Fit im modernen Marketing

Die Ankertechnik in der Apotheke


Emanuel Winklhofer

Kennen Sie das? Sie hören einen bekannten Song aus längst vergangenen Tagen und sind sofort wieder in der damaligen Zeit angekommen. Sie wissen, wo Sie damals an welchem Ort mit wem zusammen waren und was dieser Song für Sie bedeutet hat – der emotionale Anker!

Gerüche und Geschmack zeigen dieses Phänomen ebenfalls: Als ich vor einiger Zeit ein kleines Landhotel betrat, nahm ich einen Geruch war, den ich seit mehr als 40 Jahren unbewusst abgespeichert hatte, und sagte sofort: „Hier riecht es genauso wie damals bei uns im Internat.“

Im NLP (Neurolinguistisches Programmieren) ist das lange bekannt und wird aktiv eingesetzt. Es entspricht einer Weiterentwicklung der pawlowschen Konditionierung, bei der eine Reiz-Reaktions-Kopplung erzeugt wird. Diese Reize wirken auf uns von außen ein oder können intern erzeugt werden, und lösen so eine Emotion aus. Diese Anker können auf allen Sinneskanälen erfahren werden!

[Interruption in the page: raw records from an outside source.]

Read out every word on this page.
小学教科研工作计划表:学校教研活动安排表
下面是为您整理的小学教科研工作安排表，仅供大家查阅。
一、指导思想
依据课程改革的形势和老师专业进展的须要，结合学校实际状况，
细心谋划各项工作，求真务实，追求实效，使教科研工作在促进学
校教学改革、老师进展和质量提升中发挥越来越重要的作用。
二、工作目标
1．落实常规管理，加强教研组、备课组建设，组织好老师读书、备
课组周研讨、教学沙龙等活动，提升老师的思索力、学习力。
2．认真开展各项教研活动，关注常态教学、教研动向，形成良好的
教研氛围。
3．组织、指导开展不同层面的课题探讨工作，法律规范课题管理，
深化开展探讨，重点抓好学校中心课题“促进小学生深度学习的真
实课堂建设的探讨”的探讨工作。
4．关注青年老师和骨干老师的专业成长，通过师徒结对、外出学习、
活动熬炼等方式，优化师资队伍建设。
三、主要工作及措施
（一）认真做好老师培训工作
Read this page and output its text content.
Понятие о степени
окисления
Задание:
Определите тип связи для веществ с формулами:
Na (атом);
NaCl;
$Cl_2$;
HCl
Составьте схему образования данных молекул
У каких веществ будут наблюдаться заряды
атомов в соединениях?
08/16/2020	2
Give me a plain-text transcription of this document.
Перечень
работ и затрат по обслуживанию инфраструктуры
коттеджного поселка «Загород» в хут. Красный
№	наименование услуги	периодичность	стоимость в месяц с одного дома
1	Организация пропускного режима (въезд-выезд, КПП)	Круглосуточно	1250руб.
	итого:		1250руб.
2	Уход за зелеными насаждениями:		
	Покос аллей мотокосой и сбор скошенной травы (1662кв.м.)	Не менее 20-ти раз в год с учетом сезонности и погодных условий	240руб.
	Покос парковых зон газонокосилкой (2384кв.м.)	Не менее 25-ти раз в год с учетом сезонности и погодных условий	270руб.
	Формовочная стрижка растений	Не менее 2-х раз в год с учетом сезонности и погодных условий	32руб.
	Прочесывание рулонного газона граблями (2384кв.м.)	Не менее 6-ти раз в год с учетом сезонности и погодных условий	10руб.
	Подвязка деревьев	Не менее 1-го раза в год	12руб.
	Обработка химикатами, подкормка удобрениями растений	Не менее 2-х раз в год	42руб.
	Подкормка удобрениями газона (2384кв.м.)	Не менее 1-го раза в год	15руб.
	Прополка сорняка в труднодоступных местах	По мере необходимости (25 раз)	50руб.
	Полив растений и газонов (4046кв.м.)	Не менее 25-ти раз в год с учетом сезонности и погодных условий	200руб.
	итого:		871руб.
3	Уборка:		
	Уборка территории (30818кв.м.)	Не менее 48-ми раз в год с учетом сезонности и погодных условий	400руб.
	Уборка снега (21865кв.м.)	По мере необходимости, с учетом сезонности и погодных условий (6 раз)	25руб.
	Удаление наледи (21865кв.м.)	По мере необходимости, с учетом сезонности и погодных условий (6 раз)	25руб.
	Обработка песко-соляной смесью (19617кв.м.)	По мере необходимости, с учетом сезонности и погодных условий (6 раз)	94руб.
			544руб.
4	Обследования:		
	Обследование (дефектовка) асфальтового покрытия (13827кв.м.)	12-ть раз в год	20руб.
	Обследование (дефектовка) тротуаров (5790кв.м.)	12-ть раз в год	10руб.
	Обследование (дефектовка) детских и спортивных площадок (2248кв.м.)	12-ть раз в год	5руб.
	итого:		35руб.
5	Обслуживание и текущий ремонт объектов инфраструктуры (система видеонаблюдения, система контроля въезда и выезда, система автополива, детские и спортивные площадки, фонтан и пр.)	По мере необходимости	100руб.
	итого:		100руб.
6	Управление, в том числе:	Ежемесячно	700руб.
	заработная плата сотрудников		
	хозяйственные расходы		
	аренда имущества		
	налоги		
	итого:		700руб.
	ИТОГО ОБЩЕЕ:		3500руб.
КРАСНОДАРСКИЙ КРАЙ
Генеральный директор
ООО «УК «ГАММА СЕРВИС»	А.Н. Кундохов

Im Verkauf wird diese Technik sehr bewusst eingesetzt: Geht man in die Fernsehabteilung eines Elektronikmarktes, steht ganz vorne der Super-Hightech-Nonplusultra-Fernseher mit gigantischer Auflösung, Riesenbild und Supersound. Man steht davor und ist vollkommen begeistert, sieht das Preisschild mit 21.000 € und weiß genau, dass man sich so einen Fernseher wohl nie anschaffen wird.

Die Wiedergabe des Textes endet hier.